Au Liban, les femmes ne transmettent pas la nationalité à leurs enfants
Par Eléonore
Abou Ez – Geopolis.francetvinfo.fr
Plusieurs pays arabes ont commencé à assouplir leur loi pour permettre aux femmes de transmettre la nationalité à leurs maris étrangers ou leurs enfants. De son côté, le Liban reste à la traîne. La femme libanaise qui épouse un étranger est considérée comme une citoyenne de seconde zone.
«Une
personne est considérée comme libanaise si elle est née de père libanais …».
Voilà ce que dit le texte de loi datant de 1925.
La mère, elle, ne peut transmettre sa nationalité que si ses enfants sont
«illégitimes» autrement dit nés hors mariage ou de père inconnu. Près d’un
siècle plus tard, ce texte archaïque demeure inchangé. La femme libanaise
qui épouse un étranger ne peut pas transmettre la nationalité à son mari ni à
ses enfants.
L’homme libanais a lui en revanche tous les droits.Non seulement il donne la
citoyenneté libanaise à son épouse étrangère mais aussi aux enfants de cette
dernière nés d’une précédente union.
Pourquoi cette discrimination ?
Comme dans tous les pays arabes, cette discrimination est avant tout la
conséquence d’un système patriarcal dominant. «Dans le monde arabe, les
codes du statut personnel sont inspirés de principes religieux , remettre
en question le système de domination patriarcale est donc souvent très
difficile»,souligne au Monde
diplomatique, Claire Beaugrand, chercheuse associée à l’Institut français
du Proche-Orient (IFPO) . Malgré tout,
de nombreux pays comme l'Egypte, l’Algérie ou le Maroc ont assoupli leur
législation ces dix dernières années, permettant ainsi aux femmes de
transmettre la nationalité sous certaines conditions.
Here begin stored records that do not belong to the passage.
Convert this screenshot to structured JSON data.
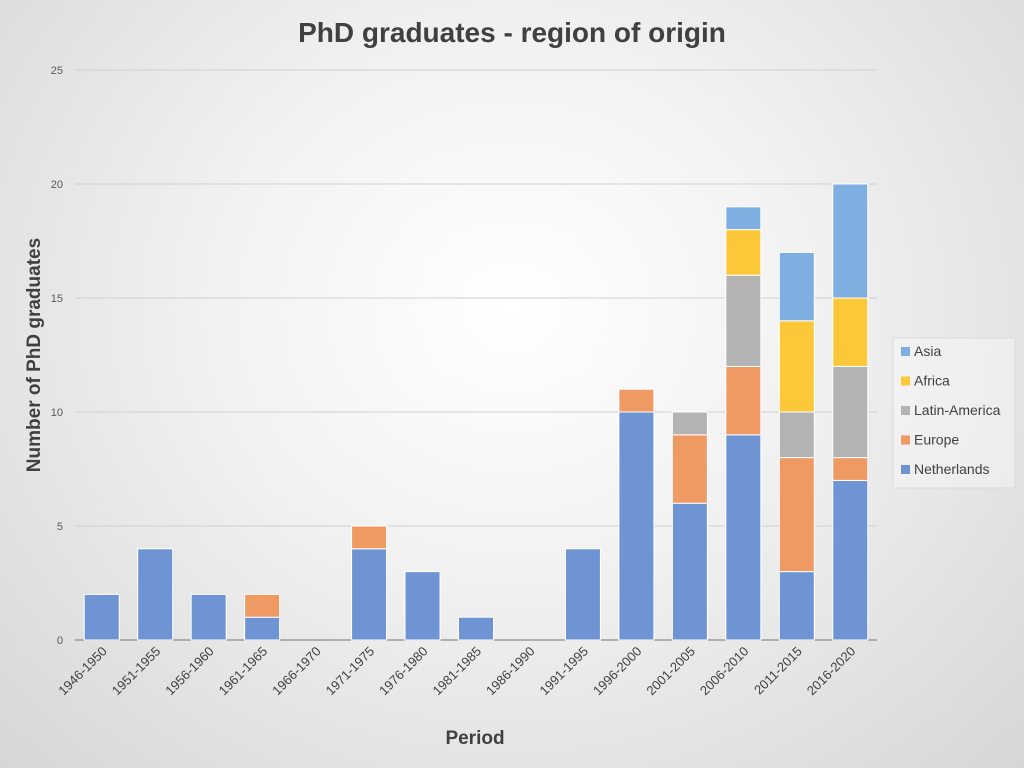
{
  "chart_data": {
    "type": "bar",
    "stacked": true,
    "title": "PhD graduates - region of origin",
    "xlabel": "Period",
    "ylabel": "Number of PhD graduates",
    "ylim": [
      0,
      25
    ],
    "yticks": [
      "0",
      "5",
      "10",
      "15",
      "20",
      "25"
    ],
    "grid": true,
    "legend_position": "right",
    "categories": [
      "1946-1950",
      "1951-1955",
      "1956-1960",
      "1961-1965",
      "1966-1970",
      "1971-1975",
      "1976-1980",
      "1981-1985",
      "1986-1990",
      "1991-1995",
      "1996-2000",
      "2001-2005",
      "2006-2010",
      "2011-2015",
      "2016-2020"
    ],
    "series": [
      {
        "name": "Netherlands",
        "color": "#6f94d3",
        "values": [
          2,
          4,
          2,
          1,
          0,
          4,
          3,
          1,
          0,
          4,
          10,
          6,
          9,
          3,
          7
        ]
      },
      {
        "name": "Europe",
        "color": "#ee9a62",
        "values": [
          0,
          0,
          0,
          1,
          0,
          1,
          0,
          0,
          0,
          0,
          1,
          3,
          3,
          5,
          1
        ]
      },
      {
        "name": "Latin-America",
        "color": "#b3b3b3",
        "values": [
          0,
          0,
          0,
          0,
          0,
          0,
          0,
          0,
          0,
          0,
          0,
          1,
          4,
          2,
          4
        ]
      },
      {
        "name": "Africa",
        "color": "#fcc83a",
        "values": [
          0,
          0,
          0,
          0,
          0,
          0,
          0,
          0,
          0,
          0,
          0,
          0,
          2,
          4,
          3
        ]
      },
      {
        "name": "Asia",
        "color": "#7faee0",
        "values": [
          0,
          0,
          0,
          0,
          0,
          0,
          0,
          0,
          0,
          0,
          0,
          0,
          1,
          3,
          5
        ]
      }
    ],
    "legend_order": [
      "Asia",
      "Africa",
      "Latin-America",
      "Europe",
      "Netherlands"
    ]
  }
}
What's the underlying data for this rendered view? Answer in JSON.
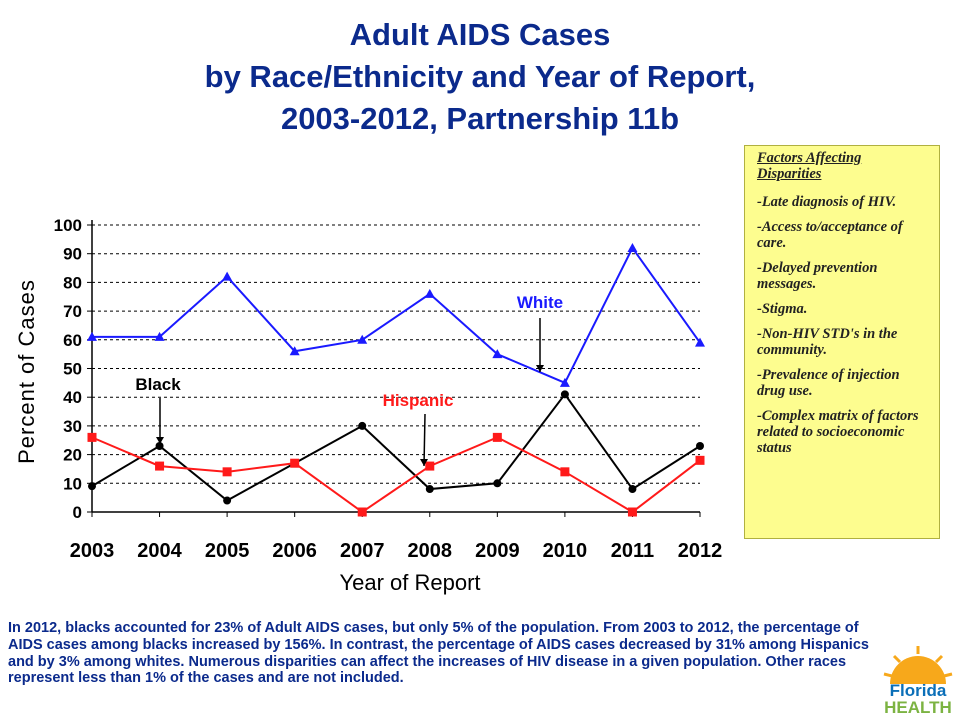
{
  "title": {
    "line1": "Adult AIDS Cases",
    "line2": "by Race/Ethnicity and Year of Report,",
    "line3": "2003-2012, Partnership 11b"
  },
  "factors": {
    "heading": "Factors Affecting Disparities",
    "items": [
      "-Late diagnosis of HIV.",
      "-Access to/acceptance of care.",
      "-Delayed prevention messages.",
      "-Stigma.",
      "-Non-HIV STD's in the community.",
      "-Prevalence of injection drug use.",
      "-Complex matrix of factors related to socioeconomic status"
    ]
  },
  "bottom_text": "In 2012, blacks accounted for 23% of Adult AIDS cases, but only 5% of the population. From 2003 to 2012, the percentage of AIDS cases among blacks increased by 156%.  In contrast, the percentage of AIDS cases decreased by 31% among Hispanics and by 3% among whites. Numerous disparities can affect the increases of HIV disease in a given population.  Other races represent less than 1% of the cases and are not included.",
  "logo": {
    "line1": "Florida",
    "line2": "HEALTH"
  },
  "colors": {
    "white": "#1a1aff",
    "black": "#000000",
    "hispanic": "#ff1a1a",
    "title": "#0b2a8c"
  },
  "chart_data": {
    "type": "line",
    "xlabel": "Year of Report",
    "ylabel": "Percent of Cases",
    "ylim": [
      0,
      100
    ],
    "yticks": [
      "0",
      "10",
      "20",
      "30",
      "40",
      "50",
      "60",
      "70",
      "80",
      "90",
      "100"
    ],
    "grid": true,
    "x": [
      "2003",
      "2004",
      "2005",
      "2006",
      "2007",
      "2008",
      "2009",
      "2010",
      "2011",
      "2012"
    ],
    "series": [
      {
        "name": "White",
        "color": "#1a1aff",
        "marker": "triangle",
        "values": [
          61,
          61,
          82,
          56,
          60,
          76,
          55,
          45,
          92,
          59
        ]
      },
      {
        "name": "Black",
        "color": "#000000",
        "marker": "circle",
        "values": [
          9,
          23,
          4,
          17,
          30,
          8,
          10,
          41,
          8,
          23
        ]
      },
      {
        "name": "Hispanic",
        "color": "#ff1a1a",
        "marker": "square",
        "values": [
          26,
          16,
          14,
          17,
          0,
          16,
          26,
          14,
          0,
          18
        ]
      }
    ]
  }
}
La présence palestinienne : un faux prétexte
Pour justifier la situation actuelle, les autorités libanaises ont
souvent évoqué la présence des réfugiés
palestiniens dans le pays. La réforme du code de la nationalité aurait
ainsi pu offrir la nationalité à des Palestiniens et déstabiliser l’équilibre
démographique au Liban. Mais cet argument ne passe pas auprès des ONG qui
rappellent que les restrictions des règles de transmission concernent
uniquement les femmes qui se trouvent privées d’un droit élémentaire.
Des
étrangers dans leur pays
Pendant ce temps, les couples mixtes avec une épouse libanaise doivent se
contenter d’un permis de séjour pour vivre au Liban. Leurs enfants nés dans le
pays sont privés d’un accès gratuit à l’éducation et doivent, à l’âge adulte,
demander un permis de travail, comme le rappelle Amnesty
international. Le mouvement «Ma
nationalité est un droit pour moi et ma famille» milite depuis plus de
dix ans pour modifier le code de la nationalité au nom de l’égalité des droits
entre hommes et femmes.
Mais le statut quo perdure. On constate «un blocage en décalage avec d'autres
avancées dans la société, ou plus avec l'image que le Liban souhaite donner de
lui même ou la perception que les Libanais en ont», précise Claire Beaugrand.